They went away toward the outlying farms and grain fields. Mr. Whitley wanted to see exactly what insects were at work, then he felt sure that he could discover some means of ending their depredations.

Cliff sat in moody silence for a time.

“That girl who always laughs at me and calls me the fellow who sits down on llamas,” Nicky broke the silence. “She is a nice girl, even if she does laugh. She told me there is going to be a big competition—I don’t quite understand what kind—races or something. Why can’t Cliff enter the race and then he could train and get out for exercise.”

Bill offered to find out what was to occur, and went away. He came back very soon and informed Cliff that before the annual Feast of Raymi, the great festival in honor of their sun-god, the Inca would choose from among his sons the one who should be the next Inca.

Such young nobles were carefully trained during a long period of preparation; they were taught the arts of war as the Incas understood them; they were also taught many other things, and then, at an appropriate time, great games and competitions were held in which endurance, prowess and skill were tested.

Such a contest was to be held very soon, just before the great festival. Challcuchima, one of the ruler’s many sons—for the Inca had many wives and many children—was ready to receive the ceremonials of appointment. Cliff, as Chasca, had already received and commended Challcuchima; a fine, clean-limbed fellow near Cliff’s age, the young Indian made a good impression.

“I had a chat with Inca Capac,” Bill said. “I hinted that it was in the mind of Chasca to become as a mortal youth and try his skill against the noble youths and the son who is the Inca’s favorite. He liked the idea.”

“Then we will change the temple of the stars into training quarters,” Nicky said excitedly, springing up. “I’d like to do some contesting too. And so would Tom, if Mr. Whitley can spare him.”

When they returned, Tom and Mr. Whitley took the plan well; the young history instructor saw a splendid chance to give his young charges a real insight into Inca sports while he, with Bill, could be away in the mountains, searching for certain chemicals or ore deposits from which to extract certain mineral salts for his insecticide.

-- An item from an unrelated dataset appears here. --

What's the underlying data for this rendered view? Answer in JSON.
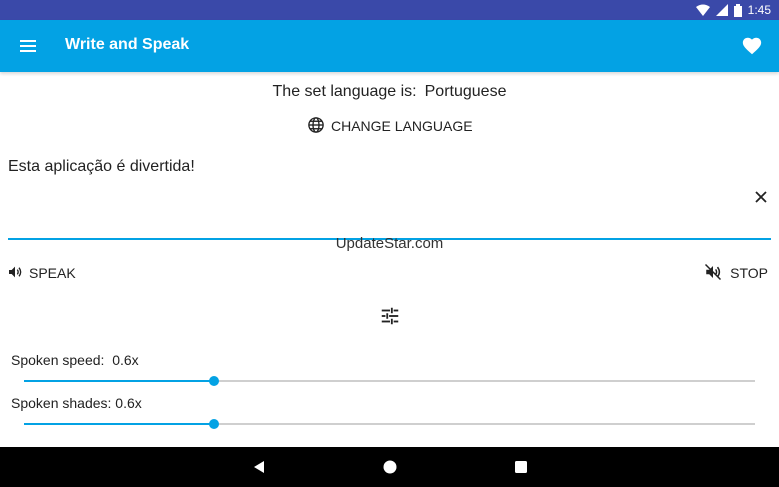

The populace learned of the coming contests and became as excited as children. They loved sports and contests; never a cruel race by nature the nobles, although they endured hardships and inflicted pain mercilessly to themselves and to enemies in war, were by nature gentle and their sports were far less cruel than those history attributes to the Spartan race, yet somewhat akin to these in some aspects.

In tests of endurance the Spartan methods were approached; already the young son of the Inca and other noble youths had been going through these. Clad in mean attire and sleeping on the ground, they had endured many hardships; among the tests was a three day fast. But that was over and there was a brief respite during which food and exercise built up strength for the climax—races, archery as they understood it with their war bows and arrows, and contests of an athletic sort.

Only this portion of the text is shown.